Il secondo punto discutibile riguarda il trattamento sanzionatorio: mentre la pena detentiva per gli organizzatori e promotori è prevista in misura abbastanza rigorosa in quanto fissata nello spazio da tre a sei anni (con l’aggiunta di una pecuniaria e di una confisca obbligatoria) – sottolinea Fiandaca – per i meri partecipi all’invasione è invece stabilita soltanto una diminuzione di pena (non essendone specificata l’entità, vale la regola generale di cui all’art. 65 del codice, e cioè una diminuzione non eccedente un terzo). A ben vedere, è qui che si annida una manifesta incostituzionalità alla stregua del principio di ragionevolezza proporzione: in base a tale principio, essendo sensibilmente diverso il disvalore delle rispettive di condotte dei soggetti che rivestono un ruolo apicale o quello di meri partecipanti, il corrispondente trattamento punitivo dovrebbe risultare marcatamente differenziato già nelle soglie edittali astratte: cosa che non avviene nel caso di specie, essendo (inspiegabilmente in base ai principi) la condotta di partecipazione al raduno ridotta a una sorta di circostanza attenuante. Ci sono i presupposti per una possibile declaratoria di incostituzionalità”.
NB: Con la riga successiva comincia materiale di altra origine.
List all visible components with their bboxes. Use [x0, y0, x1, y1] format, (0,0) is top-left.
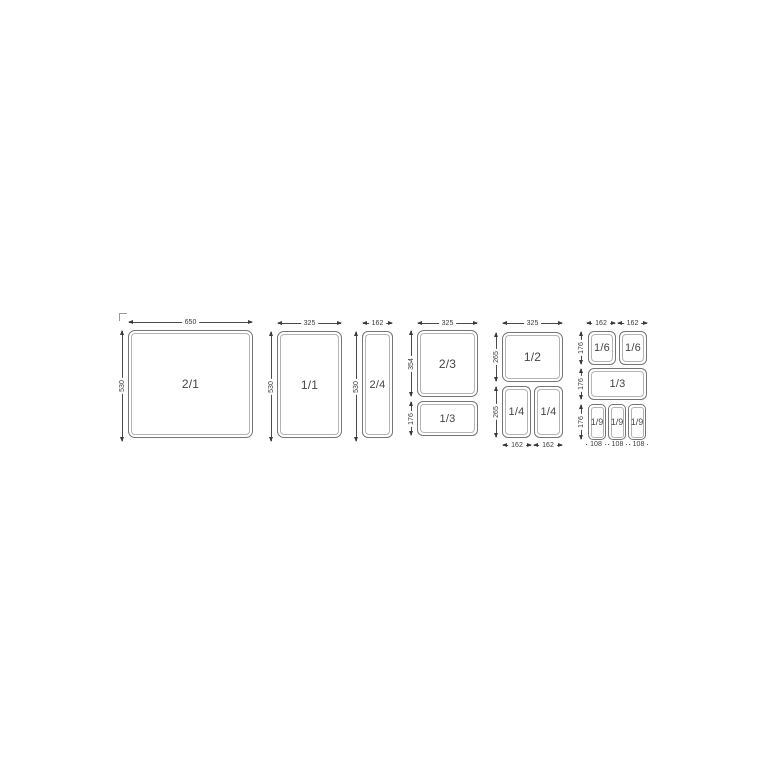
dim-width-162-a: 162	[362, 319, 393, 328]
dim-width-650: 650	[128, 318, 253, 327]
arrow-up-icon	[494, 332, 498, 337]
dim-value: 162	[624, 320, 642, 328]
arrow-right-icon	[248, 320, 253, 324]
pan-1-3-wide: 1/3	[588, 368, 647, 400]
arrow-down-icon	[409, 392, 413, 397]
arrow-left-icon	[128, 320, 133, 324]
dim-value: 325	[439, 320, 457, 328]
dim-height-530-b: 530	[267, 331, 276, 442]
arrow-down-icon	[579, 395, 583, 400]
dim-value: 530	[119, 378, 127, 394]
dim-height-176-c: 176	[577, 368, 586, 400]
dim-value: 265	[493, 404, 501, 420]
arrow-right-icon	[558, 321, 563, 325]
pan-size-label: 1/4	[509, 406, 525, 418]
pan-size-label: 1/6	[625, 342, 641, 354]
witness-tick	[119, 313, 127, 321]
pan-1-9-third: 1/9	[628, 404, 646, 440]
arrow-right-icon	[558, 443, 563, 447]
dim-value: 176	[578, 414, 586, 430]
arrow-left-icon	[533, 443, 538, 447]
dim-height-530-a: 530	[118, 330, 127, 442]
pan-1-6-right: 1/6	[619, 331, 647, 365]
pan-size-label: 2/4	[370, 379, 386, 391]
pan-size-label: 1/9	[611, 417, 624, 427]
dim-height-265-a: 265	[492, 332, 501, 382]
dim-value: 108	[630, 441, 648, 449]
pan-1-3: 1/3	[417, 401, 478, 436]
dim-value: 265	[493, 349, 501, 365]
dim-value: 162	[592, 320, 610, 328]
arrow-left-icon	[417, 321, 422, 325]
dim-width-325-a: 325	[277, 319, 342, 328]
dim-height-265-b: 265	[492, 386, 501, 438]
pan-size-label: 2/3	[439, 357, 456, 371]
arrow-left-icon	[502, 321, 507, 325]
pan-1-4-left: 1/4	[502, 386, 531, 438]
arrow-right-icon	[611, 321, 616, 325]
dim-height-176-d: 176	[577, 404, 586, 440]
dim-width-162-d: 162	[586, 319, 616, 328]
arrow-down-icon	[494, 433, 498, 438]
arrow-down-icon	[494, 377, 498, 382]
dim-width-162-c: 162	[533, 441, 563, 450]
arrow-up-icon	[409, 330, 413, 335]
dim-value: 176	[578, 340, 586, 356]
arrow-left-icon	[362, 321, 367, 325]
arrow-up-icon	[120, 330, 124, 335]
pan-2-3: 2/3	[417, 330, 478, 397]
dim-value: 530	[268, 379, 276, 395]
dim-value: 176	[578, 376, 586, 392]
arrow-down-icon	[579, 360, 583, 365]
dim-width-108-a: 108	[585, 440, 607, 449]
pan-size-label: 1/6	[594, 342, 610, 354]
pan-size-label: 1/3	[610, 378, 626, 390]
pan-size-label: 1/1	[301, 378, 318, 392]
arrow-up-icon	[269, 331, 273, 336]
pan-size-label: 1/3	[440, 413, 456, 425]
arrow-right-icon	[473, 321, 478, 325]
dim-height-354: 354	[407, 330, 416, 397]
dim-value: 162	[508, 442, 526, 450]
dim-width-325-c: 325	[502, 319, 563, 328]
arrow-up-icon	[579, 331, 583, 336]
dim-value: 650	[182, 319, 200, 327]
pan-1-1: 1/1	[277, 331, 342, 438]
dim-value: 108	[587, 441, 605, 449]
dim-height-176-b: 176	[577, 331, 586, 365]
arrow-left-icon	[277, 321, 282, 325]
arrow-down-icon	[409, 431, 413, 436]
arrow-right-icon	[527, 443, 532, 447]
dim-value: 325	[301, 320, 319, 328]
arrow-right-icon	[643, 321, 648, 325]
pan-size-label: 1/9	[631, 417, 644, 427]
pan-size-label: 1/9	[591, 417, 604, 427]
arrow-up-icon	[579, 368, 583, 373]
dim-value: 176	[408, 411, 416, 427]
dim-value: 530	[353, 379, 361, 395]
pan-2-1: 2/1	[128, 330, 253, 438]
gastronorm-size-diagram: 650 530 2/1 325 530 1/1 162 530 2/4	[0, 0, 770, 770]
dim-width-325-b: 325	[417, 319, 478, 328]
dim-value: 162	[539, 442, 557, 450]
arrow-left-icon	[617, 321, 622, 325]
pan-1-4-right: 1/4	[534, 386, 563, 438]
pan-size-label: 2/1	[182, 377, 199, 391]
pan-size-label: 1/4	[541, 406, 557, 418]
arrow-left-icon	[502, 443, 507, 447]
dim-value: 108	[609, 441, 627, 449]
arrow-down-icon	[269, 437, 273, 442]
pan-size-label: 1/2	[524, 350, 541, 364]
dim-value: 325	[524, 320, 542, 328]
dim-width-162-b: 162	[502, 441, 532, 450]
dim-height-176-a: 176	[407, 401, 416, 436]
dim-width-108-c: 108	[628, 440, 649, 449]
arrow-up-icon	[354, 331, 358, 336]
arrow-right-icon	[388, 321, 393, 325]
pan-2-4: 2/4	[362, 331, 393, 438]
arrow-down-icon	[120, 437, 124, 442]
dim-width-108-b: 108	[607, 440, 628, 449]
pan-1-9-second: 1/9	[608, 404, 626, 440]
arrow-down-icon	[579, 435, 583, 440]
pan-1-9-first: 1/9	[588, 404, 606, 440]
pan-1-2: 1/2	[502, 332, 563, 382]
arrow-down-icon	[354, 437, 358, 442]
arrow-up-icon	[579, 404, 583, 409]
dim-height-530-c: 530	[352, 331, 361, 442]
dim-value: 354	[408, 356, 416, 372]
arrow-right-icon	[337, 321, 342, 325]
arrow-up-icon	[494, 386, 498, 391]
dim-value: 162	[369, 320, 387, 328]
arrow-left-icon	[586, 321, 591, 325]
dim-width-162-e: 162	[617, 319, 648, 328]
pan-1-6-left: 1/6	[588, 331, 616, 365]
arrow-up-icon	[409, 401, 413, 406]
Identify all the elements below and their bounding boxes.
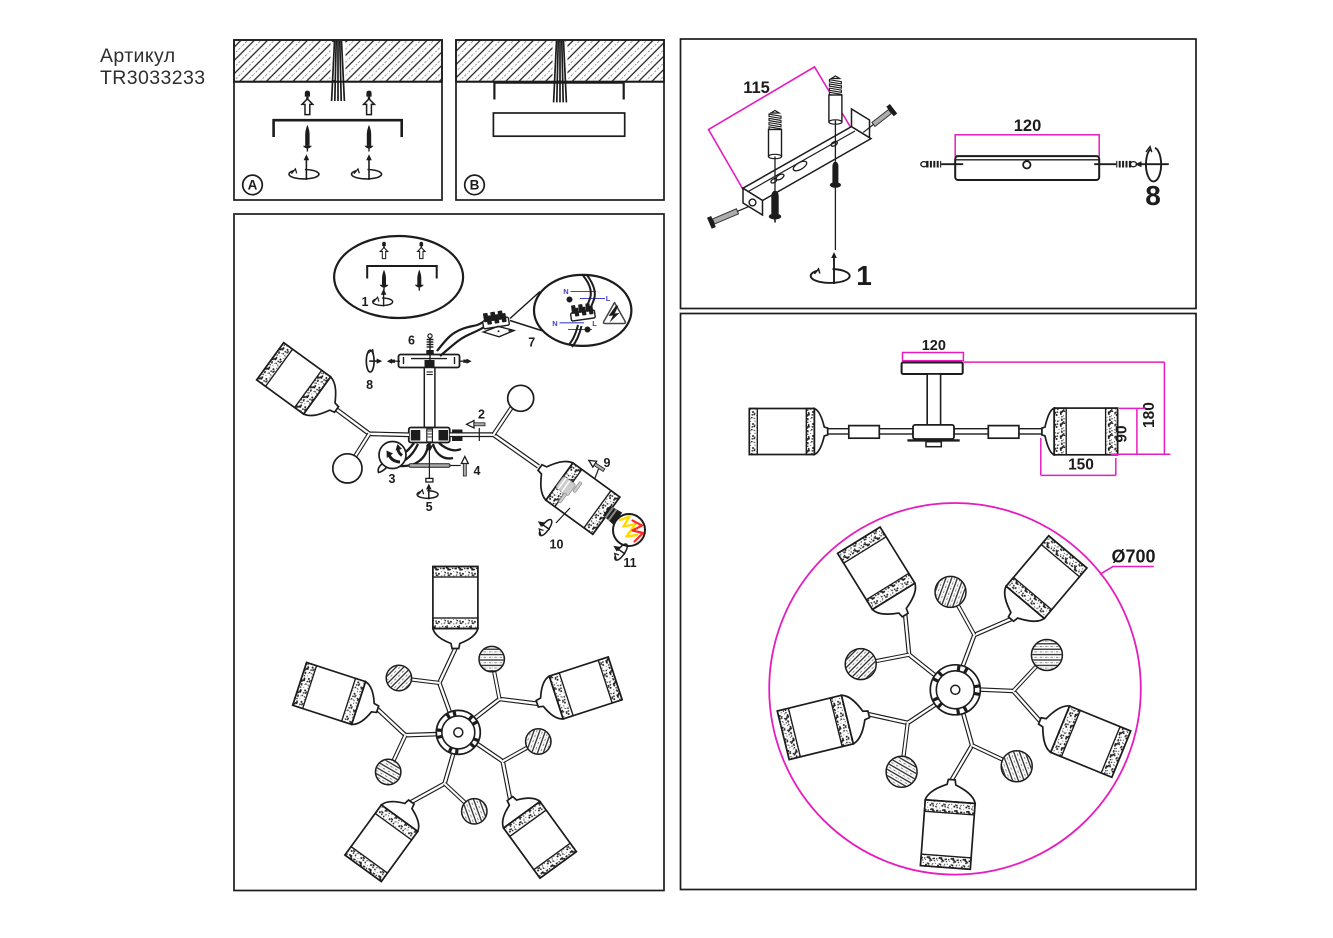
svg-text:1: 1 (362, 295, 369, 309)
svg-text:L: L (606, 294, 611, 303)
svg-text:90: 90 (1114, 425, 1131, 442)
svg-text:115: 115 (743, 79, 770, 97)
svg-text:L: L (592, 319, 597, 328)
svg-text:6: 6 (408, 334, 415, 348)
svg-text:11: 11 (623, 556, 636, 570)
svg-text:120: 120 (1014, 117, 1042, 135)
svg-text:8: 8 (1145, 180, 1161, 211)
svg-text:B: B (470, 178, 480, 193)
svg-text:N: N (563, 287, 568, 296)
svg-text:A: A (248, 178, 258, 193)
svg-text:7: 7 (528, 336, 535, 350)
svg-text:150: 150 (1068, 457, 1094, 474)
svg-text:3: 3 (389, 472, 396, 486)
svg-text:8: 8 (366, 378, 373, 392)
svg-text:TR3033233: TR3033233 (100, 67, 206, 89)
svg-text:5: 5 (426, 500, 433, 514)
svg-text:Ø700: Ø700 (1111, 547, 1155, 567)
svg-text:1: 1 (856, 260, 872, 291)
svg-text:9: 9 (604, 456, 611, 470)
svg-text:2: 2 (478, 408, 485, 422)
svg-text:4: 4 (474, 464, 481, 478)
svg-text:N: N (552, 319, 557, 328)
svg-text:10: 10 (550, 538, 564, 552)
svg-text:120: 120 (922, 338, 946, 354)
svg-text:180: 180 (1141, 402, 1158, 428)
svg-text:Артикул: Артикул (100, 45, 176, 67)
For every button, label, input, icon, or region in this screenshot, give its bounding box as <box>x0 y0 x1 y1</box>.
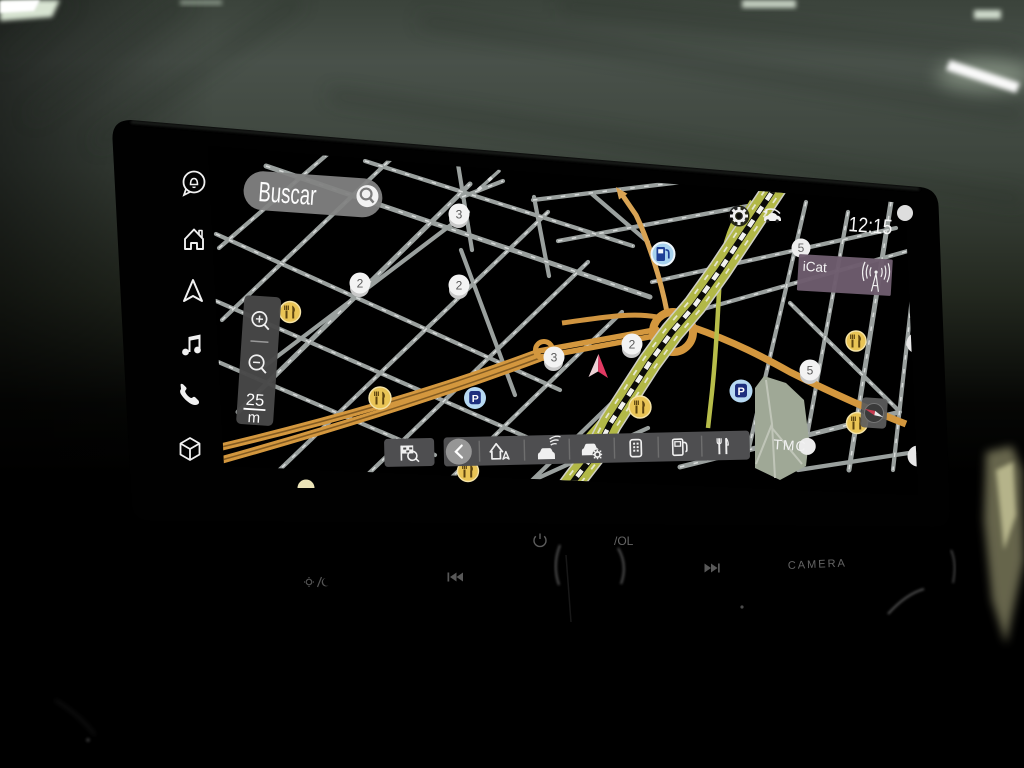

E c’è anche un’altra parte contestabile del decreto legge, che concerne la decisione di ripescare, traducendola in norma vigente, la pessima riscrittura della disciplina dell’ergastolo ostativo votata da un ramo del precedente Parlamento ma poi accantonata. Con questa mossa – secondo il giornalista de Il Foglio – il nuovo governo ha, verosimilmente, mirato a un duplice obiettivo: prevenire l’imminente intervento della Corte costituzionale previsto per I’8 novembre, potenzialmente sfociante in un temuto sbilanciamento in termini garantistici a favore degli ergastolani mafiosi; lanciare un messaggio politico di maggiore prontezza ed efficacia decisionale, rispetto alla precedente legislatura, nel riaffermare le esigenze di un inflessibile contrasto alla criminalità mafiosa. Ciò fino al punto che la presidente Meloni è sembrata veicolare una falsa comunicazione pubblica: ha cioè detto di avere nella sostanza confermato l’ergastolo ostativo, evocando a sproposito la memoria di Falcone e Borsellino, mentre le cose non stanno affatto così. La soluzione normativa contenuta nel decreto, lungi dal confermare la disciplina esistente sino a oggi, apre varchi nella direzione dischiusa dalla Corte costituzionale. Si tratta però di varchi mal concepiti, insufficienti a ovviare davvero ai profili di illegittimità evidenziati dalla Consulta”.

Critiche, infine, suscita la terza decisione in tema di giustizia contenuta nel decreto legge, cioè il rinvio in blocco dell’entrata in vigore della riforma penale Cartabia. E’ già stato rilevato che questo rinvio avrebbe dovuto essere circoscritto soltanto a quelle nuove norme processuali, la cui concreta applicabilità  esige accorgimenti organizzativi. Ma perché rinviare anche l’applicazione delle nuove pene sostitutive a opera del giudice della cognizione, il cui effetto positivo sarebbe da subito consistito in un sollecito contributo a quella riduzione di spazio della pena carceraria, che, almeno in teoria, starebbe a cuore anche al nuovo Guardasigilli?

Ora, siccome a pensar male si fa peccato, ma a volte ci si azzecca, il sospetto è che la decisione di postergare la riforma Cartabia sottintenda l’obiettivo politico di modificarne alcuni contenuti normativi, riorientandoli in una dimensione più repressiva e carcerocentrica. Caro Nordio, che si fa?